The countries that bore the brunt of the Kosovo crisis are among the poorest in Europe. The impact of the crisis and the capacity and readiness of these countries to assist varied, depending upon their political stance, their ethnic composition, the presence of refugees from other conflicts and the prevailing socio-economic situation.

Albania provided refuge for the largest number of refugees - over 470,000 - having recognised Kosovo as an independent entity in 1991 and supported the liberation struggle. Macedonia, which took in the second-largest number of Kosovo Albanian refugees, was a reluctant host. Concerned at the impact that the Kosovo Albanian refugees would have on the country’s ethnic balance, and on trade and diplomatic relations with Serbia, the government initially closed its border with Kosovo, leaving 40,000 refugees stranded without shelter for a week. Eventually it was persuaded by NATO governments to open the borders. Some 80,000 refugees were transferred to 28 other countries via the Humanitarian Evacuation Programme, and a smaller number by the Regional Transfer Programme, supported by NATO governments.

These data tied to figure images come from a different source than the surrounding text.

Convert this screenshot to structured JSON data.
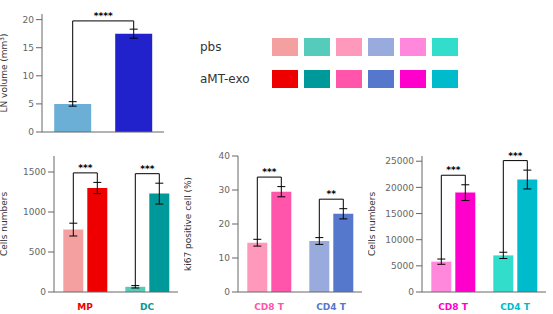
{
  "chart_data": [
    {
      "type": "bar",
      "categories": [
        null,
        null
      ],
      "values": [
        5.0,
        17.5
      ],
      "errors": [
        0.4,
        0.8
      ],
      "colors": [
        "#6BAED6",
        "#2222CC"
      ],
      "ylabel": "LN volume (mm³)",
      "ylim": [
        0,
        21
      ],
      "yticks": [
        0,
        5,
        10,
        15,
        20
      ],
      "tick_labels": "y",
      "annotations": [
        "****"
      ]
    },
    {
      "type": "bar",
      "categories": [
        "MP",
        "DC"
      ],
      "series": [
        {
          "name": "pbs",
          "colors": [
            "#F4A0A0",
            "#55CCBB"
          ],
          "values": [
            780,
            65
          ],
          "errors": [
            80,
            15
          ]
        },
        {
          "name": "aMT-exo",
          "colors": [
            "#EE0000",
            "#009999"
          ],
          "values": [
            1300,
            1230
          ],
          "errors": [
            70,
            130
          ]
        }
      ],
      "ylabel": "Cells numbers",
      "ylim": [
        0,
        1700
      ],
      "yticks": [
        0,
        500,
        1000,
        1500
      ],
      "annotations": [
        "***",
        "***"
      ],
      "legend": "top"
    },
    {
      "type": "bar",
      "categories": [
        "CD8 T",
        "CD4 T"
      ],
      "series": [
        {
          "name": "pbs",
          "colors": [
            "#FF99BB",
            "#99AADD"
          ],
          "values": [
            14.5,
            15.0
          ],
          "errors": [
            1.0,
            1.0
          ]
        },
        {
          "name": "aMT-exo",
          "colors": [
            "#FF55AA",
            "#5577CC"
          ],
          "values": [
            29.5,
            23.0
          ],
          "errors": [
            1.5,
            1.5
          ]
        }
      ],
      "ylabel": "ki67 positive cell (%)",
      "ylim": [
        0,
        40
      ],
      "yticks": [
        0,
        10,
        20,
        30,
        40
      ],
      "annotations": [
        "***",
        "**"
      ]
    },
    {
      "type": "bar",
      "categories": [
        "CD8 T",
        "CD4 T"
      ],
      "series": [
        {
          "name": "pbs",
          "colors": [
            "#FF88DD",
            "#33DDCC"
          ],
          "values": [
            5800,
            7000
          ],
          "errors": [
            500,
            600
          ]
        },
        {
          "name": "aMT-exo",
          "colors": [
            "#FF00CC",
            "#00BBCC"
          ],
          "values": [
            19000,
            21500
          ],
          "errors": [
            1500,
            1800
          ]
        }
      ],
      "ylabel": "Cells numbers",
      "ylim": [
        0,
        26000
      ],
      "yticks": [
        0,
        5000,
        10000,
        15000,
        20000,
        25000
      ],
      "annotations": [
        "***",
        "***"
      ]
    }
  ]
}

This ‘burden sharing’ was controversial, potentially undermining the principle of first asylum, but was important in persuading Macedonia to open its border with Kosovo.

During the bombing some 100,000 people sought refuge in Montenegro, Serbia and Bosnia, fleeing from Kosovo and from the bombing in other parts of FRY. Over one million people remained in Kosovo during the war. Of these it is estimated that half were displaced.

Impact of the War

Kosovo was FRY's poorest province, with a GDP per capita of less than US$400 in 1995 and unemployment of over 35 per cent. The province was heavily indebted. In addition to mass displacement, the war between NATO and FRY compounded the physical and economic damage that Kosovo had already suffered in the violence since 1989. An estimated 120,000 houses were damaged, 50,000 beyond repair, and over 90 per cent of schools and health facilities were damaged or destroyed.

The suffering of Kosovo Albanian refugees and displaced was the most visible consequence of the war, but the crisis has had broader regional impacts. Albania hosted a refugee population that was equivalent to 14 per cent of its own population, threatening to upset the progress that had been made in stabilising its economy since the 1997 civil disturbances. In Macedonia, Bosnia, Bulgaria and Romania, disruptions in trade and transport, foreign investment and tourism have all had an impact on balance of payments and structural reforms. Macedonia claims the crisis has cost them US$1.5 billion in lost trade and commerce.

FRY was already in a state of deep economic shock since the break-up of SFRY. The war inflicted further economic damage and humanitarian stress: inflation is over 100 per cent, official unemployment is at 40 per cent, and there are an estimated 500,000 ‘social cases’. Bomb damage to infrastructure and industry caused pollution, unemployment and disrupted trade. Sanctions have inflicted a severe energy crisis affecting 75 per cent of households. Tensions between Montenegro and Serbia have increased since the war, encouraged by the West through the lifting of sanctions on Montenegro, and the imposition of a trade blockade on Montenegro by Serbia in March 2000.